A nurse is planning care for a newborn who is scheduled to start phototherapy using a lamp. Which of the following actions should the nurse include in the plan?
- A. Apply a thin layer of lotion to the newborn skin every 8 hrs.
- B. Give the newborn 1oz of glucose water every 4 hrs.
- C. Ensure the newborn eyes are closed beneath the shield.
- D. Dress the newborn in a thin layer of clothing during therapy
Correct Answer: C
Rationale: The correct action the nurse should include in the care plan for a newborn undergoing phototherapy using a lamp is to ensure that the newborn's eyes are closed beneath the shield. This is important to protect the newborn's eyes from exposure to the bright light emitted during phototherapy, as prolonged exposure can lead to eye damage. Keeping the eyes closed under the shield helps prevent potential harm and ensures the safety and well-being of the newborn during the treatment. Applying a thin layer of lotion, giving glucose water, or dressing the newborn in clothing are not relevant or appropriate actions for phototherapy care in this scenario.
The nurse is caring for a client at 39 weeks' gestation in active labor. The fetal monitor shows late decelerations. What is the priority nursing action?

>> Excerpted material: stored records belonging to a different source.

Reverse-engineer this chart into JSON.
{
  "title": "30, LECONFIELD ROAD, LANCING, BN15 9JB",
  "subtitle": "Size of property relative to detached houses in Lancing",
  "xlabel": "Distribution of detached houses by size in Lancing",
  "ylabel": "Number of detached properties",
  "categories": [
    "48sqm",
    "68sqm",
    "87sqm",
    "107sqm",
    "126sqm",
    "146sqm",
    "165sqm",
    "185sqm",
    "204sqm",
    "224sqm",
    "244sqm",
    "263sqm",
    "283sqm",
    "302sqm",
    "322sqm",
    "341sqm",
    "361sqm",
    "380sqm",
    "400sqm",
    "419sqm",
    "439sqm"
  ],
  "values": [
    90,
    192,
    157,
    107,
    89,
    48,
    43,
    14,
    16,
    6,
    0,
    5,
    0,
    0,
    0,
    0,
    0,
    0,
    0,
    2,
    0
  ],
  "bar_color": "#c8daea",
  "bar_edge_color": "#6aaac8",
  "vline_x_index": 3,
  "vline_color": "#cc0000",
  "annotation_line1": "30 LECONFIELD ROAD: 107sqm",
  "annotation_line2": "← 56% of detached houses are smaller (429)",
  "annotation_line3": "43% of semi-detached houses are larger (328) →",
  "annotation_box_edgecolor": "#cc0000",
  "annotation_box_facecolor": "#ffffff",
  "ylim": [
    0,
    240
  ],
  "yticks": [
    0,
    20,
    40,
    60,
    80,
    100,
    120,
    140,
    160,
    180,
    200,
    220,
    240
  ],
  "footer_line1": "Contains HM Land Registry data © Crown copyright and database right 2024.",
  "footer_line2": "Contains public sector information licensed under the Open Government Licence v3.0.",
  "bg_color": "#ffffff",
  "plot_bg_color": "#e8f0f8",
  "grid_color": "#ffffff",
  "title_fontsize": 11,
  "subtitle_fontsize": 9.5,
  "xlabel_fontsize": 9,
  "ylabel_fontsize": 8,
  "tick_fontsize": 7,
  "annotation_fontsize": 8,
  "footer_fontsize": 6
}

- A. Reposition the client to her left side.
- B. Increase the oxytocin infusion rate.
- C. Encourage the client to push harder.
- D. Notify the healthcare provider immediately.
Correct Answer: A
Rationale: Repositioning improves uteroplacental blood flow and oxygen delivery to the fetus, addressing late decelerations.
A nurse is caring for a client who is 4 hr postpartum following a vaginal birth. The client has saturated a perineal pad within 10 min. Which of the following actions should the nurse take first
- A. Assess client's blood pressure.
- B. Assess the bladder for distention.
- C. Massage the client's fundus.
- D. Prepare to administer a prescribed oxytocic preparation.
Correct Answer: B
Rationale: The first action the nurse should take in this situation is to assess the bladder for distention. Postpartum hemorrhage can be caused by a distended bladder putting pressure on the uterus, preventing it from contracting effectively and leading to excessive bleeding. By assessing for bladder distention and ensuring the client empties her bladder, the nurse can help the uterus contract more efficiently and potentially reduce the bleeding. Assessing the other options such as blood pressure, massaging the fundus, and preparing to administer an oxytocic can be important interventions eventually, but addressing the bladder distention is the first priority in this case of excessive postpartum bleeding.